When the book came out in 2000, I began hearing from Iowans who told me stories about their childhoods. Iowans came out to readings I did in bookstores all over the country. Some of them had been paper girls and boys, and a few women claimed that THEY in, fact, had been the first paper girl in Red Oak. One woman, who must’ve thought the book was non-fiction, wrote me a letter scolding me for claiming a title that rightly belonged to her.

The town of Red Oak embraced me, inviting me to visit there and ride in their annual parade. I was unable to sit in a convertible and wave because of a scheduling conflict, but a Red Oak businesswoman who owned a lovely antique and tea shop asked my publisher to send her boxes of my books and invited me to come to Red Oak and sign them. My good friend Alison Jester and I drove over from Iowa City and found Red Oak to be an incredibly lovely town.

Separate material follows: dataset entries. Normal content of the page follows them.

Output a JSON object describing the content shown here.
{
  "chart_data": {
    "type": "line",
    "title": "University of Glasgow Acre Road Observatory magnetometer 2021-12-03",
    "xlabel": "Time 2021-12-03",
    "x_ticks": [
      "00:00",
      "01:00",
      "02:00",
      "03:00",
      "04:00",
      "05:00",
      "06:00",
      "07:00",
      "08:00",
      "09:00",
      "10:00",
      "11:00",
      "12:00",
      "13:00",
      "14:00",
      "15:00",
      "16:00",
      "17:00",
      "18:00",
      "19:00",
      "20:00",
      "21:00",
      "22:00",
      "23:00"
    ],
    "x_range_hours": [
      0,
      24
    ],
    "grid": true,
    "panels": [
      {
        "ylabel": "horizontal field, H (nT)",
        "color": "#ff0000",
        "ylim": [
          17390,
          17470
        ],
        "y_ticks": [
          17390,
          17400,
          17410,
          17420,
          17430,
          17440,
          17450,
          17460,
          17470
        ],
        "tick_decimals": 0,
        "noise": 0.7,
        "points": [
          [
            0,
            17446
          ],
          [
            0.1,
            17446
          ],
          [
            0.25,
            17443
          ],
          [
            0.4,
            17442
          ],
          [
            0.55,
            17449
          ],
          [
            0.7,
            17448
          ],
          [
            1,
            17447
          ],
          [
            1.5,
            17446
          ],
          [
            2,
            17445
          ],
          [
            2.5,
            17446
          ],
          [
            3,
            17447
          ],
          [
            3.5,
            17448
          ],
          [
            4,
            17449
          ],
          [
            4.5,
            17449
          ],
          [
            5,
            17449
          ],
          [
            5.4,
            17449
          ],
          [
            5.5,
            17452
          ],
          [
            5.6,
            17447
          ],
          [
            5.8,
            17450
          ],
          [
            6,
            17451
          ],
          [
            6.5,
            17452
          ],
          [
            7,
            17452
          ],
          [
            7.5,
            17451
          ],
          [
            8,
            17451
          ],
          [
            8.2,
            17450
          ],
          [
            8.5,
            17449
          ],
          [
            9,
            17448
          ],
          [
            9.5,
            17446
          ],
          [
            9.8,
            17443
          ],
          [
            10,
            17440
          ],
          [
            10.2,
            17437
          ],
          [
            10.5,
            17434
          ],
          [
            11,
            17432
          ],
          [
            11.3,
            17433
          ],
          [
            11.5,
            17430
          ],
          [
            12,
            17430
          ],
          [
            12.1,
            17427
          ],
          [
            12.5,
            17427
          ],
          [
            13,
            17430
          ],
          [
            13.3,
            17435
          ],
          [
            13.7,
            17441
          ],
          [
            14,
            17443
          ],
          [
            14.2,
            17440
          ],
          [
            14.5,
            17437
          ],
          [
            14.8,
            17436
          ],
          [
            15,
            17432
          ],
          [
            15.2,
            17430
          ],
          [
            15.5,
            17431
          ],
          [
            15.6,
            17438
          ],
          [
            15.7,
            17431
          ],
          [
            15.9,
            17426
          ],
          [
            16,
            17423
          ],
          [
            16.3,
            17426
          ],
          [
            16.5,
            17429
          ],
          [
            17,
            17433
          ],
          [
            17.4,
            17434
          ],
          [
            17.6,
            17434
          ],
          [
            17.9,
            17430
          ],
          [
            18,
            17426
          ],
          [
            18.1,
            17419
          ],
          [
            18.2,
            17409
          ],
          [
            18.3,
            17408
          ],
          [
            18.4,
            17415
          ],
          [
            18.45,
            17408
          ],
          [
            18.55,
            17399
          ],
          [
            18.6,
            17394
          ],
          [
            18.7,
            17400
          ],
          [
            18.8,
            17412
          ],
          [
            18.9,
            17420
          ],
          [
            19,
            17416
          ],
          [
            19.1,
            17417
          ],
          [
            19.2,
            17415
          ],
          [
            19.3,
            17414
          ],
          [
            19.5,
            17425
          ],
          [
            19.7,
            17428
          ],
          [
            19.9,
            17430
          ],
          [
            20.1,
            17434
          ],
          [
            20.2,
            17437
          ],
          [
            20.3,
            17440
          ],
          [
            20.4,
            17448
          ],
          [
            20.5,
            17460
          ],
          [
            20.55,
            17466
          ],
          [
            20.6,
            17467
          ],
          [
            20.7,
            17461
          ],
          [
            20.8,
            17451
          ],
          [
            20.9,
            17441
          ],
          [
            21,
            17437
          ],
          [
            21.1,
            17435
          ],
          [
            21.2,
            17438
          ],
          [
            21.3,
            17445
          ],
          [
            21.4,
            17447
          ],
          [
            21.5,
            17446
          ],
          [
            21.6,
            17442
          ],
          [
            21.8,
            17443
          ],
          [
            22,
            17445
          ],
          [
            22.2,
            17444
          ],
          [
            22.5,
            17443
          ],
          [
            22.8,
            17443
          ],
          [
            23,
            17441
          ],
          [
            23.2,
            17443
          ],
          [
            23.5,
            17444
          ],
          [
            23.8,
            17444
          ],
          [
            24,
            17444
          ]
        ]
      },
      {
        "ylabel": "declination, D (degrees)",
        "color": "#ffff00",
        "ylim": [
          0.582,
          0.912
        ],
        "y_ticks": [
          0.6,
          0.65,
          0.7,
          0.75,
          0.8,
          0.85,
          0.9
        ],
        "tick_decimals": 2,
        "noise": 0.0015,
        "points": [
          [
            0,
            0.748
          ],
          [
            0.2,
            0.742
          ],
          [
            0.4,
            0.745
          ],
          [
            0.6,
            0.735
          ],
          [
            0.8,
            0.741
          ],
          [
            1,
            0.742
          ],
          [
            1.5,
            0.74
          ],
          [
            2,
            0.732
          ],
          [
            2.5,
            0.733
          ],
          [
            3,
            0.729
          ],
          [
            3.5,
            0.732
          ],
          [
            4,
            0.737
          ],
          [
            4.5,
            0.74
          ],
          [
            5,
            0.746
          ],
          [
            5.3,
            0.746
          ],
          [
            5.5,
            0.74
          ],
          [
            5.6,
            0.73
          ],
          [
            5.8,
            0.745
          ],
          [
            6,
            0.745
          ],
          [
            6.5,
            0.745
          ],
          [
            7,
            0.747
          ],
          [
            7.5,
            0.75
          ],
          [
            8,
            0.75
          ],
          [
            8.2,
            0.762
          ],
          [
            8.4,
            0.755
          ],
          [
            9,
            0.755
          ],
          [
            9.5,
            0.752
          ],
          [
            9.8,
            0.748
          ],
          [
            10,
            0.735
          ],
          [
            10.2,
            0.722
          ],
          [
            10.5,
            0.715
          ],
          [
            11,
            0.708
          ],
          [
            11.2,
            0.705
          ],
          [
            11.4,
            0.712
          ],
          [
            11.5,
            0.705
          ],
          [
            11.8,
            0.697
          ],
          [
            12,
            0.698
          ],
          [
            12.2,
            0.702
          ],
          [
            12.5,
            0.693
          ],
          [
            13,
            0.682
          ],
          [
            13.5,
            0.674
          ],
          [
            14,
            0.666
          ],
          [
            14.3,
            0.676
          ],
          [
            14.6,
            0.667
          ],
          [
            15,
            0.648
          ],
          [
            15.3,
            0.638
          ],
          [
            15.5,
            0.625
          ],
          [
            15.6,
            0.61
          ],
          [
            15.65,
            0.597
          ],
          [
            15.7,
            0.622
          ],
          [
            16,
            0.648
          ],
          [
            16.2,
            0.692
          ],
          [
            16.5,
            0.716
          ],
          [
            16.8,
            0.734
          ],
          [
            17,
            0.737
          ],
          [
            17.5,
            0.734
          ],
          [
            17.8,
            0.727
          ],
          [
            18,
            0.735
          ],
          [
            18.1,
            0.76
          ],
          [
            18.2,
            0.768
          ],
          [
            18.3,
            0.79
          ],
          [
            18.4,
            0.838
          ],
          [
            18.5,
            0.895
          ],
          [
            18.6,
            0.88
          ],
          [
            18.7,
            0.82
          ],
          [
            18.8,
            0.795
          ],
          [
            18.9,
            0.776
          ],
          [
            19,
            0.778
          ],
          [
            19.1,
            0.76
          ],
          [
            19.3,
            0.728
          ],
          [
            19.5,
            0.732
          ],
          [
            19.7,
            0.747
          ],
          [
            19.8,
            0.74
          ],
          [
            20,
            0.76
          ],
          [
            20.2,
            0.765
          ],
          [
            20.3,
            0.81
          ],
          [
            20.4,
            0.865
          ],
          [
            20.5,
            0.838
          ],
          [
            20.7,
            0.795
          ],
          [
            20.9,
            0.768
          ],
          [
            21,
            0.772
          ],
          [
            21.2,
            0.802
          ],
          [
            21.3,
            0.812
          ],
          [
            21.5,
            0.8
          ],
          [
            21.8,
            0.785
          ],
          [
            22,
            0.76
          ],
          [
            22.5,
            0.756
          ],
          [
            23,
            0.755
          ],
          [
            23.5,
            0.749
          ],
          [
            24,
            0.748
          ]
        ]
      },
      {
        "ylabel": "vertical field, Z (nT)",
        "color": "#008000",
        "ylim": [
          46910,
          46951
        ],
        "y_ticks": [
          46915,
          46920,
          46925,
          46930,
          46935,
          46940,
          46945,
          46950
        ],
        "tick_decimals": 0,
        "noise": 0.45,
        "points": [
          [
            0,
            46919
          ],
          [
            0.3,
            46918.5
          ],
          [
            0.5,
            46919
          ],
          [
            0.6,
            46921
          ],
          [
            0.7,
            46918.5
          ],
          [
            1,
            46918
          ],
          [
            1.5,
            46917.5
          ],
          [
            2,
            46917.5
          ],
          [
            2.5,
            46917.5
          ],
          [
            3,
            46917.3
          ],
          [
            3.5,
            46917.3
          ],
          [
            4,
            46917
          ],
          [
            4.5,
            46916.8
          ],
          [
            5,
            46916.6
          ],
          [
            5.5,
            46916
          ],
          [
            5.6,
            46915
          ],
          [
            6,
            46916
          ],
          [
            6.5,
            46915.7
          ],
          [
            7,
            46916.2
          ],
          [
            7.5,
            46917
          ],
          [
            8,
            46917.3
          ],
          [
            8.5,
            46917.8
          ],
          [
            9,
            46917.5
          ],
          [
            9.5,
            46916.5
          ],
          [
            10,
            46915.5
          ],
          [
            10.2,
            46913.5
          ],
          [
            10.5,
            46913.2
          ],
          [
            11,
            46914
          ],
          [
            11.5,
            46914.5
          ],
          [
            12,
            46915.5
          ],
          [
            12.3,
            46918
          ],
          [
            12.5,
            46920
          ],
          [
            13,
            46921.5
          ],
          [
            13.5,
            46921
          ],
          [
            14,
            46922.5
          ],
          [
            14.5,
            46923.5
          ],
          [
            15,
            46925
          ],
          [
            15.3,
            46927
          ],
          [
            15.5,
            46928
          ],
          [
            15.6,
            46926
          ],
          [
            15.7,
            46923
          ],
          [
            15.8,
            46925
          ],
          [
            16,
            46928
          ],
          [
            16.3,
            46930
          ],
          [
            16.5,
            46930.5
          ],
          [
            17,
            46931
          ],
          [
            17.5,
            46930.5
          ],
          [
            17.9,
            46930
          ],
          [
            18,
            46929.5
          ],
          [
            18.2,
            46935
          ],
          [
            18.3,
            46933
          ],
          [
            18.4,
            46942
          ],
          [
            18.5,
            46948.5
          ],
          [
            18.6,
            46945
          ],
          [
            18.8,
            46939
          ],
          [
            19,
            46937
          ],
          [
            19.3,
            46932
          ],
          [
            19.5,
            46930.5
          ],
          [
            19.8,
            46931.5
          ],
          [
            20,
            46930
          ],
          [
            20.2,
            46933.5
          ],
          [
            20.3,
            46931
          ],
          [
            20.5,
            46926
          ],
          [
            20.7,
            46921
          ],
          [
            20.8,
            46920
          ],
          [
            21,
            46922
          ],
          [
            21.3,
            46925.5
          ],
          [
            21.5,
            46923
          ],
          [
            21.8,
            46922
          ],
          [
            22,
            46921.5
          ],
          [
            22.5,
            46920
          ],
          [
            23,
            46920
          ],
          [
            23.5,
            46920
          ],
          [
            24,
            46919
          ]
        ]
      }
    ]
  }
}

The evening we were there, scores of townspeople showed up to buy my book, thinking, I’m afraid, that the whole book was about Red Oak. The mayor, a canny woman whom I remember as looking like Flannery O’Conner, did pull me aside to ask me if the book was even about Red Oak. A little bit, I assured her. Alison and I later agreed that we felt like a pair of flim-flammers, a couple of Harold Hills rolling into River City to sell trombones. But we had a wonderful time.